Following are 10 reasons why seniors might hang on to stuff and what to do about it:
1. Sentimental attachment. That prom dress represents the history and memories of the event; it’s not the dress itself. Save only a piece of the dress to make a quilt or display in a shadow box.
2. Sense of loyalty. Older adults who’ve received gifts from family and friends may be reluctant to part with them. Encourage your loved one to give unused gifts back to the giver or grandchildren.
3. The need to conserve. Seniors are the original green people. Appeal to a senior’s desire to help others. “You went through the Great Depression, now it’s time for you to let go and help someone else.”
4. Fatigue. A home with a lifetime of memories can easily become too much for an older adult to handle. Help seniors manage clutter by establishing online bill paying.
5. Change in health. Seniors who have suffered a health episode may no longer be able to manage household duties. Consider a professional organizer and caregiver to help your loved one.
6. Fear. Seniors often fear what will happen if they give up their stuff. Use logic and information to help seniors understand it’s O.K. to let go.
7. The dream of the future. Those clothes in the closet don’t fit anymore, but your loved one is sure that some day she’ll wear them.
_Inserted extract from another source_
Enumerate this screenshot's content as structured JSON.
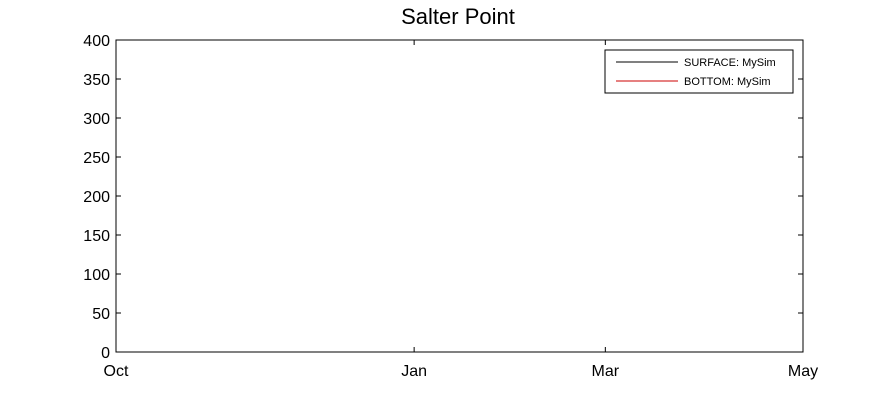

Ask seniors to fill a box with clothing they don’t wear much. Agree that if they have not gone back to the box in six months to wear the item, they will donate that to charity.
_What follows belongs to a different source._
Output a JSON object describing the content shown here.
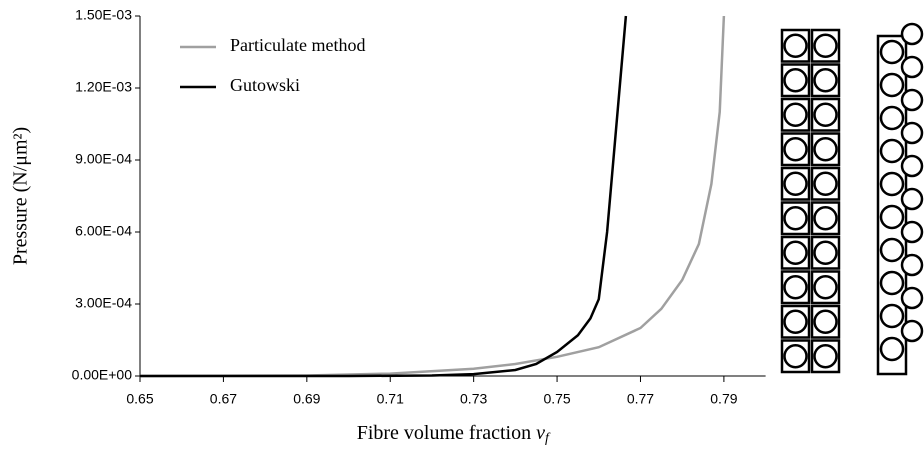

8. Love of shopping. Today’s seniors have more money than previous generations and they love to shop. Clutter can become so bad seniors can’t find things so they buy them again.
9. History and memories. Keepsakes represent history and memories. Encourage seniors to take old photos to a family reunion and share with several generations.
10. Loneliness. Stuff can become a misplaced companion. Loneliness may also lead to depression, which makes it difficult for seniors to get organized.
Family caregivers can become just as overwhelmed as seniors. Spring is a great time to help seniors de-clutter for their own health and well-being. We suggest a three-step plan where the family caregiver brings three bins — one for the stuff the senior wants to keep, one for donations and the other for trash. Sometimes seniors just need a little help. Convincing them to let go can be another challenge.